Translation: European capital is betting on hard tech, not apps.

What this signals:

→ AI SaaS is crowded

→ Deep tech is underfunded — only 3% of European deep tech companies raise Series B or C

→ Long timelines are acceptable again

→ “Build, don’t scale” is back

For Belgian founders in biotech, hardware, hard tech:

This is your environment.

Kembara writes €15M–€40M initial checks for Series B and C. Up to €100M per company.

For B2B SaaS founders:

You’ll compete for scraps compared to three years ago.

Nothing wrong with scraps.

Just different odds.

Know which game you’re playing.

One More Thing: The Vusion Play

Extra Shop is deploying Vusion’s digital shelf labels across its 40 Belgian locations.

That brings the total to 1,700+ stores running Vusion tech in Belgium — 1,500 already connected to the platform.

Colruyt. Okay. Proximus shops. MediaMarkt. Jysk. And now Extra Shop.

This isn’t startup news.

It’s infrastructure news.

Vusion already has Walmart rolling out to 2,300 stores in the US. And an order intake north of €1B from that deal alone.

When every major Belgian retailer commits to the same digital shelf system, the market doesn’t just consolidate.

It closes.

If you sell into retail tech in Belgium:

The window for competing with Vusion on ESLs is effectively shut.

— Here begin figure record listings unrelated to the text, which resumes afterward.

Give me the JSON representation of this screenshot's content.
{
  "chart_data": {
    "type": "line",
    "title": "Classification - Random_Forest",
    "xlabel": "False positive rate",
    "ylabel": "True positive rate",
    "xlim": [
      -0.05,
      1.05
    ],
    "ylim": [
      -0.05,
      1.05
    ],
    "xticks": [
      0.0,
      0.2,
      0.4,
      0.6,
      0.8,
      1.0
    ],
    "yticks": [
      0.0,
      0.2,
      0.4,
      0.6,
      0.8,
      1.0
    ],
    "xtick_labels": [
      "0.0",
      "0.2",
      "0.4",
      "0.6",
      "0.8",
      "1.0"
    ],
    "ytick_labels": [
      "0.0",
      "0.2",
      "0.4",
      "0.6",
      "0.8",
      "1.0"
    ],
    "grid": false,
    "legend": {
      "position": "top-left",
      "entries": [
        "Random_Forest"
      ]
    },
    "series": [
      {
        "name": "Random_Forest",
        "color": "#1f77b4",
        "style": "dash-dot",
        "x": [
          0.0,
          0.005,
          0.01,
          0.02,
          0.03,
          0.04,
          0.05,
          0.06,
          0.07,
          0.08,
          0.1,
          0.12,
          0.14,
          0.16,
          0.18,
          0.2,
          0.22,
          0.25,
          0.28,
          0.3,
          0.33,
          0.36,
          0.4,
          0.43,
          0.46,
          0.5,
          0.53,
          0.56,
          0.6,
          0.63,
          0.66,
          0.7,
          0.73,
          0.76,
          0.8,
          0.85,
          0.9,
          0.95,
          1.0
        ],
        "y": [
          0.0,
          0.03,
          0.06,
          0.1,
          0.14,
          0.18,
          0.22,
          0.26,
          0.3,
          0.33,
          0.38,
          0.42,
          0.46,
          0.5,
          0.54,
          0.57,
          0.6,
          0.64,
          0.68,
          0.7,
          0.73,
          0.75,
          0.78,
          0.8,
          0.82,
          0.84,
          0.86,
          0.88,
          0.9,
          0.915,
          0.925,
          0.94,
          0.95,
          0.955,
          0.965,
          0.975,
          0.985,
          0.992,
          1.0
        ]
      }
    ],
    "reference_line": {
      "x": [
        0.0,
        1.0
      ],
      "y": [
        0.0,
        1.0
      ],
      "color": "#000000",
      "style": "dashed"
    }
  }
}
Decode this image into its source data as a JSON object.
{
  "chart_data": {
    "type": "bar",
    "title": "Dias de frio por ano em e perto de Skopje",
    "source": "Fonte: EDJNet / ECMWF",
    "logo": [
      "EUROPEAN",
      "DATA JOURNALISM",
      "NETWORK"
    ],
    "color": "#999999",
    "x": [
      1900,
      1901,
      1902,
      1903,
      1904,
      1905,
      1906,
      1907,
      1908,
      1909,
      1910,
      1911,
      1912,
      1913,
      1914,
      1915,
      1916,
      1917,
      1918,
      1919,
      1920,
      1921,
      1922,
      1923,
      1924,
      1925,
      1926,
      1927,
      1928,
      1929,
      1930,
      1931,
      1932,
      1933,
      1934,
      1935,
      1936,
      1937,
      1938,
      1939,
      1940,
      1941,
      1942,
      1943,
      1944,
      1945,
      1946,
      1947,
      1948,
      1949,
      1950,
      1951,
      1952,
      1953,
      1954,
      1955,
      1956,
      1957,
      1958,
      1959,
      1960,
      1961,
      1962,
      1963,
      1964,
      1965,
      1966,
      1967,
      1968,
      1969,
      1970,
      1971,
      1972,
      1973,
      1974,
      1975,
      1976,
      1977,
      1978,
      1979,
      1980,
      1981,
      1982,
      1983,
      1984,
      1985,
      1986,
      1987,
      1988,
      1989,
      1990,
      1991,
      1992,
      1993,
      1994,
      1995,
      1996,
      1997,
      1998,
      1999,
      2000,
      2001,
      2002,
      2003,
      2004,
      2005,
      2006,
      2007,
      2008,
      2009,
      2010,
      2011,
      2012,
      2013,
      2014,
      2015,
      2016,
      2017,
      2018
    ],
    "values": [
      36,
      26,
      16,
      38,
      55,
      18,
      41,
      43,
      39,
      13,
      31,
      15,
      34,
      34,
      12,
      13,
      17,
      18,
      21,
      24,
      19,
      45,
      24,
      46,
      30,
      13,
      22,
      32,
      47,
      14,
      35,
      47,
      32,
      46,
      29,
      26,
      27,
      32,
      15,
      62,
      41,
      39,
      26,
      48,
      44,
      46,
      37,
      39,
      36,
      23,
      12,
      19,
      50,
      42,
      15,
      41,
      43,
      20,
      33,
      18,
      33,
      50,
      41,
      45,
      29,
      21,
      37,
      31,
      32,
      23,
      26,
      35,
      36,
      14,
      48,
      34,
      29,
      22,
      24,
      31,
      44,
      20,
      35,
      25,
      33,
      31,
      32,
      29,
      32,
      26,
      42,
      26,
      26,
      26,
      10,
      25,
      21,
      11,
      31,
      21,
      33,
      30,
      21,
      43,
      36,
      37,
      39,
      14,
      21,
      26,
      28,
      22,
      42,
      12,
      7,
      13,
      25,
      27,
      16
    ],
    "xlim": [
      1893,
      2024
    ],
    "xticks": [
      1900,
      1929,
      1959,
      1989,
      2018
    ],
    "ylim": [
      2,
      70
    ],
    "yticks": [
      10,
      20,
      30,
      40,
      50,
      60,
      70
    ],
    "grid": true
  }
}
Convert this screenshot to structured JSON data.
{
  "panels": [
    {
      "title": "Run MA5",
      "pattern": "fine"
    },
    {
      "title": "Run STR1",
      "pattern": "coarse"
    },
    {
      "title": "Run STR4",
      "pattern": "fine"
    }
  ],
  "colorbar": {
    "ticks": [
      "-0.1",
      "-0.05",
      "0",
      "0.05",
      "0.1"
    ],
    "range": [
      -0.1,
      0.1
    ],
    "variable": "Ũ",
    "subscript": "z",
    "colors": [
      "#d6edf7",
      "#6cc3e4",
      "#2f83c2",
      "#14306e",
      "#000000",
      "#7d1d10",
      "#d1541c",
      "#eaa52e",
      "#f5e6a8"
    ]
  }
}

If you build on top of their platform:

That window just opened.

💬 YOUR QUESTION

If you’re thinking about pitching to Belgian or European investors:
What scares you most about fundraising?

Next issue tackles fears, not fantasy.

Next Issue: Friday, February 14

“The VC Fear List: What Actually Scares Investors (Spoiler: it’s not what you think)”

— Waffle Agent 🧇

P.S. The logistics founder closed in 14 days.

No follow-ups. No second meetings.

When your pitch is clear, funding moves fast.

When it’s fuzzy, fundraising drags forever.

Choose clarity.

P.P.S. Tunify’s team is now at Soundtrack Technologies.

They didn’t fail. They joined a platform backed by Spotify with 125 million tracks and clients like Uniqlo and Four Seasons.

That’s a flex most founders won’t admit they’d take.

But privately? They’d take it in a heartbeat.